Some are of the opinion that RM3.59 was already a good offer since its share price was traded below RM3 prior to reports on possible corporate activity in early 2011, which represented a premium of about 20%.
Some, like Minority Shareholder Watchdog Group chief executive officer Rita Benoy Bushon, said the offer price for EMB was neither fair nor reasonable to minority shareholders, as its historical share price had been artificially depressed due to the illiquid status of the company's shares.
“The offer values EMB at a mere 6.3 times earnings, which is a significant (and unfair) discount to its other listed peers. For example, its much larger rival Petronas Dagangan Bhd trades at 21.5 times earnings, while the entire market trades at around 17 times earnings,” she said, adding that the acquisition would only go through if the minorities allowed it.
With Petron extending its offer from April 30 to May 14 to acquire all the remaining shares, the ball is still in the court of the minority shareholders.

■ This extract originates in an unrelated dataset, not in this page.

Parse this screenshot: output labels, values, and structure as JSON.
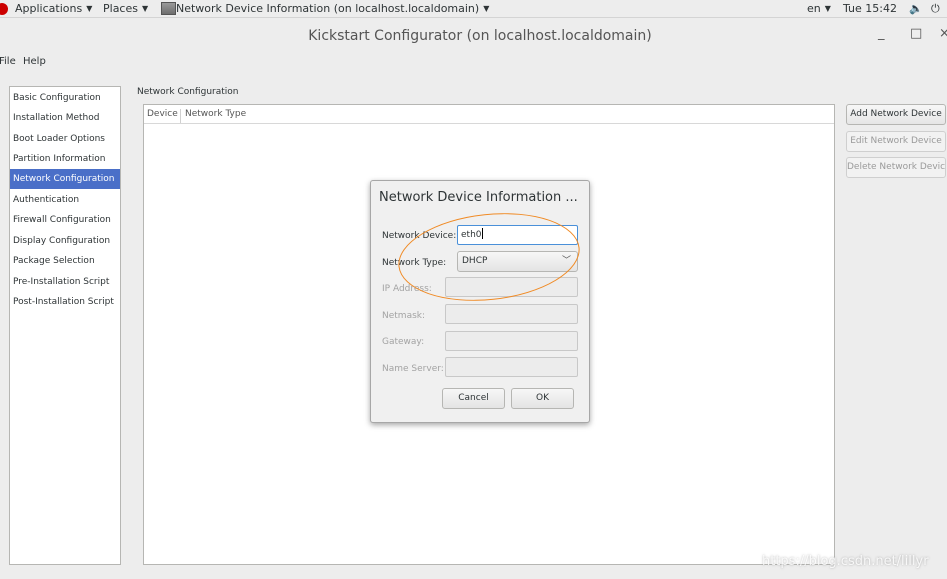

Bear in mind that this investment, if held on, would not yield near-term dividend yields due to the company's capital expenditure, which might affect its ability to pay dividends.
For the longer term ahead, nobody knows how far Petron and its affiliated parent San Miguel would expand and improve on EMB.
For now, Petron's plans are tied to the decision of these scattered and highly fragmented minorities.